Наш интеллект неслыханно обогатился вместе с разрушением наше­го духовного дома. Мы убедились к настоящему времени, что даже с постройкой самого большого телескопа в Америке мы не откроем за звездными туманностями эмпирей, что наш взгляд обречен на блужда­ние в мертвой пустоте неизмеримых пространств. Не будет нам лучше и от того, что откроет математическая физика в мире бесконечно мало­го. Наконец, мы обращаемся к мудрости всех времен и всех народов и обнаруживаем, что все по-настоящему ценное уже давно было выска­зано на самом прекрасном языке. Подобно жадным детям мы протяги­ваем руку к этим сокровищам мудрости и думаем, что если нам удаст­ся их схватить, то они уже наши. Но мы не способны оценить то, что хватаем, руки устают, а сокровища все время ускользают. Они перед нами, повсюду, насколько хватает глаз. Все богатства превращаются в воду, как у того ученика чародея, который тонет в им самим вызван­ных водах . Ученик чародея придерживается спасительного заблужде­ния, согласно которому одна мудрость хороша, а другая плоха. Из та­кого рода учеников выходят беспокойные больные, верующие в собст­венную пророческую миссию. Искусственное разделение истинной и ложной мудрости ведет к такому напряжению в душе, что из него рож­даются одиночество и мания, подобные тем, что характерны для мор­финистов, мечтающих найти сотоварищей по пороку.

Когда улетучивается принадлежащее нам по праву родства наслед­ство, тогда мы можем сказать вместе с Гераклитом, что наш дух спу­скается со своих огненных высот. Обретая тяжесть, дух превращается в воду, а интеллект с его люциферовской гордыней овладевает престо­лом духа. Patris potestas над душой может себе позволить дух, но ни­как не земнорожденный интеллект, являющийся мечом или молотом в руках человека, но не творцом его духовного мира, отцом души. Это хорошо отмечено Клагесом, решительным было восстановление при­оритета духа и у Шелера — оба мыслителя принадлежат к той мировой эпохе, когда дух является уже не свыше, не в виде огня, а пребывает внизу в виде воды. Путь души, ищущей потерянного отца, — подобно Софии, ищущей Бюфос , — ведет к водам, к этому темному зеркалу, лежащему в основании души. Избравший себе в удел духовную бед­ность (подлинное наследие пережитого до конца протестантизма) вступает на путь души, ведущий к водам. Вода — это не прием мета­форической речи, но жизненный символ пребывающей во тьме души.

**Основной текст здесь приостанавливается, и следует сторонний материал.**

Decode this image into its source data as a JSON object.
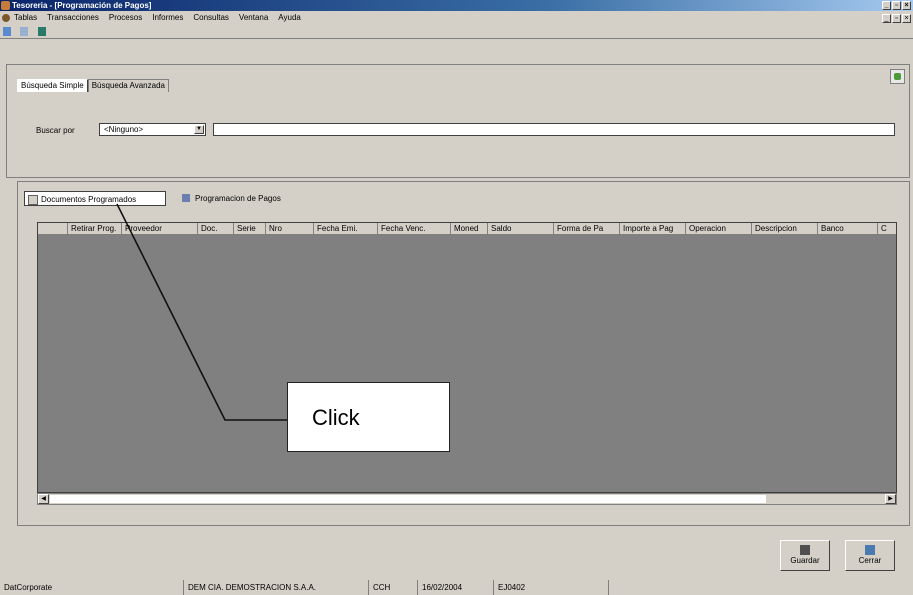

Лучше проиллюстрировать это на конкретном примере (на месте этого человека могли бы оказаться многие другие).

Протестантскому теологу часто снился один и тот же сон: он стоит на склоне, внизу лежит глубокая долина, а в ней темное озеро. Во сне он знает, что до сего момента что-то препятствовало ему приблизиться к озеру. На этот раз он решается подойти к воде. Когда он приближает­ся к берегу, становится темно и тревожно, и вдруг порыв ветра пробе­гает по поверхности воды. Тут его охватывает панический страх, и он просыпается.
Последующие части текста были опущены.